同じ高さで同じものを見、戯れあい、交わり、迅く空を駆ける。
縛られないもの、高みを望むもの。お前さんが好きなものは、皆何処か遠くにある。
そんなだからお前さんもサッサと遠くに行ってしまったんじゃろ?
よくワシの鼻を笑っとったが、待っとれ。いずれワシがそこに行ったらば、今度はお前さんのソバカスを笑ってやるわい。

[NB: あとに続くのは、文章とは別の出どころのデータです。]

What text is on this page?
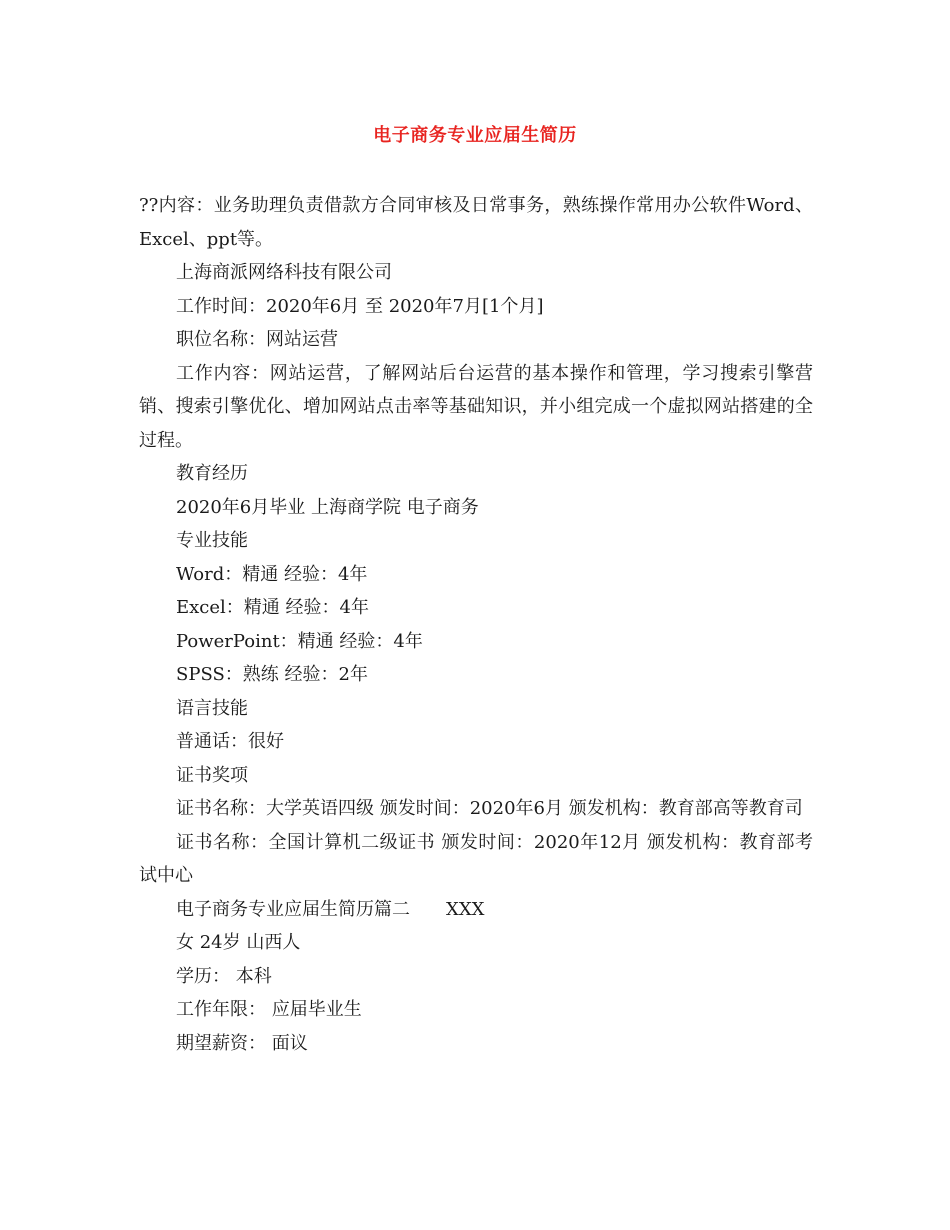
电子商务专业应届生简历

??内容：业务助理负责借款方合同审核及日常事务，熟练操作常用办公软件Word、Excel、ppt等。

上海商派网络科技有限公司

工作时间：2020年6月 至 2020年7月[1个月]

职位名称：网站运营

工作内容：网站运营，了解网站后台运营的基本操作和管理，学习搜索引擎营销、搜索引擎优化、增加网站点击率等基础知识，并小组完成一个虚拟网站搭建的全过程。

教育经历

2020年6月毕业 上海商学院 电子商务

专业技能

Word：精通 经验：4年

Excel：精通 经验：4年

PowerPoint：精通 经验：4年

SPSS：熟练 经验：2年

语言技能

普通话：很好

证书奖项

证书名称：大学英语四级 颁发时间：2020年6月 颁发机构：教育部高等教育司

证书名称：全国计算机二级证书 颁发时间：2020年12月 颁发机构：教育部考试中心

电子商务专业应届生简历篇二 XXX

女 24岁 山西人

学历： 本科

工作年限： 应届毕业生

期望薪资： 面议
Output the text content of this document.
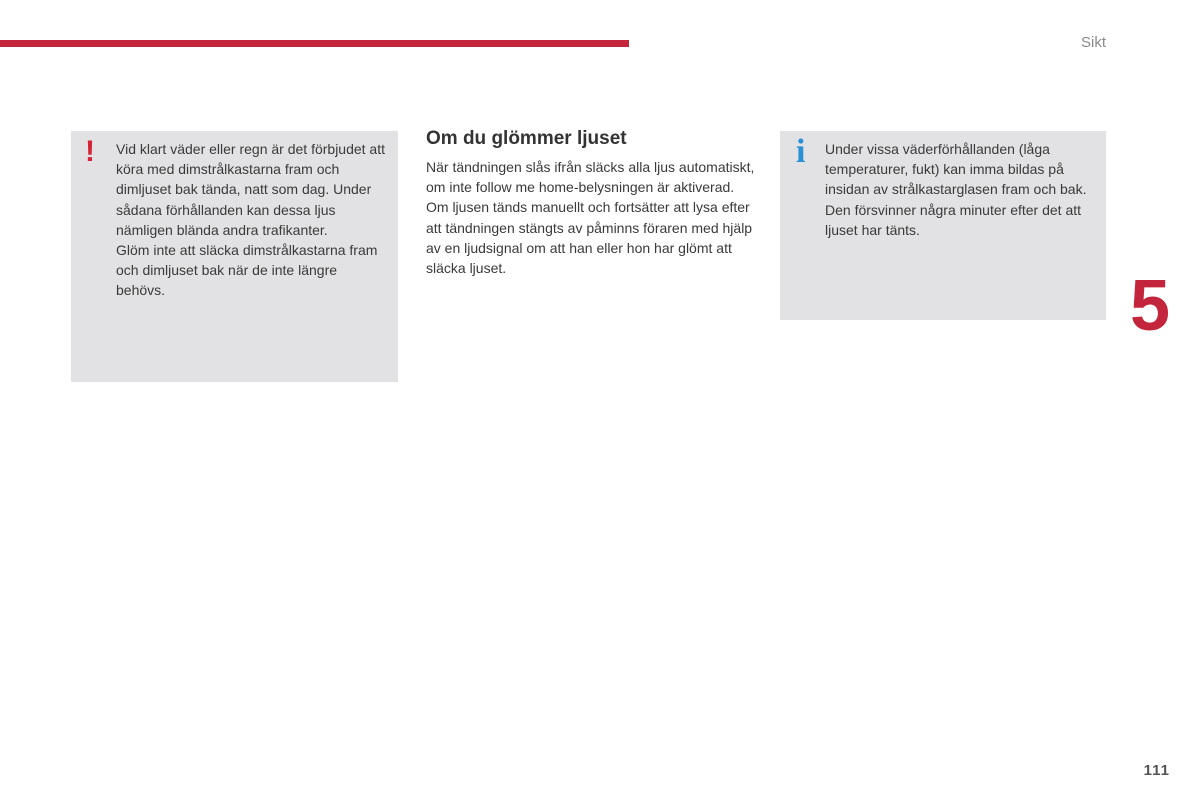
Sikt
! Vid klart väder eller regn är det förbjudet att köra med dimstrålkastarna fram och dimljuset bak tända, natt som dag. Under sådana förhållanden kan dessa ljus nämligen blända andra trafikanter.

Glöm inte att släcka dimstrålkastarna fram och dimljuset bak när de inte längre behövs.

Om du glömmer ljuset

När tändningen slås ifrån släcks alla ljus automatiskt, om inte follow me home-belysningen är aktiverad.

Om ljusen tänds manuellt och fortsätter att lysa efter att tändningen stängts av påminns föraren med hjälp av en ljudsignal om att han eller hon har glömt att släcka ljuset.

i Under vissa väderförhållanden (låga temperaturer, fukt) kan imma bildas på insidan av strålkastarglasen fram och bak. Den försvinner några minuter efter det att ljuset har tänts.

5
111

気にしとるようじゃったから一度も言えんかったが、ワシャお前さんのソバカスが可愛らしくてならなかった。
綺麗過ぎたお前さんの、たったひとつの泣き所が。
愛しとるわい。ラビュルト。
寂しくてならんのじゃ。お前さんに会いたい。
高級娼婦という職業がある。
世過ぎ身過ぎに文字通り身体を張る仕事だが、誰でもなれるものではない。
「アタシはそういう仕事をしてるの。まぁ高級娼婦って言ったって、切れっぱしくらいのモンだけど。ホラ、この通りアタシ、明け透けで色気がないから」
そう言って長い姿態をベッドに横たえた女は、ラビュルト・エンダと名乗った。
「アンタ初めてなんだって?不思議ね。いい男なのに。キスしづらそうな鼻はしてるけどさ。ぷ・・・はははッ」
「・・・高級娼婦にしちゃちと下品じゃ。ワシャ帰る」
「そう?下品な女は嫌い?じゃ、アンタはアタシが嫌いなんだ?」
ラビュルトは耳の下で切り揃えた白髪を掻き上げて、そこだけ煙るように赤みがかった形のよい眉をひそめた。気の良さそうな大きな口は笑ったままだ。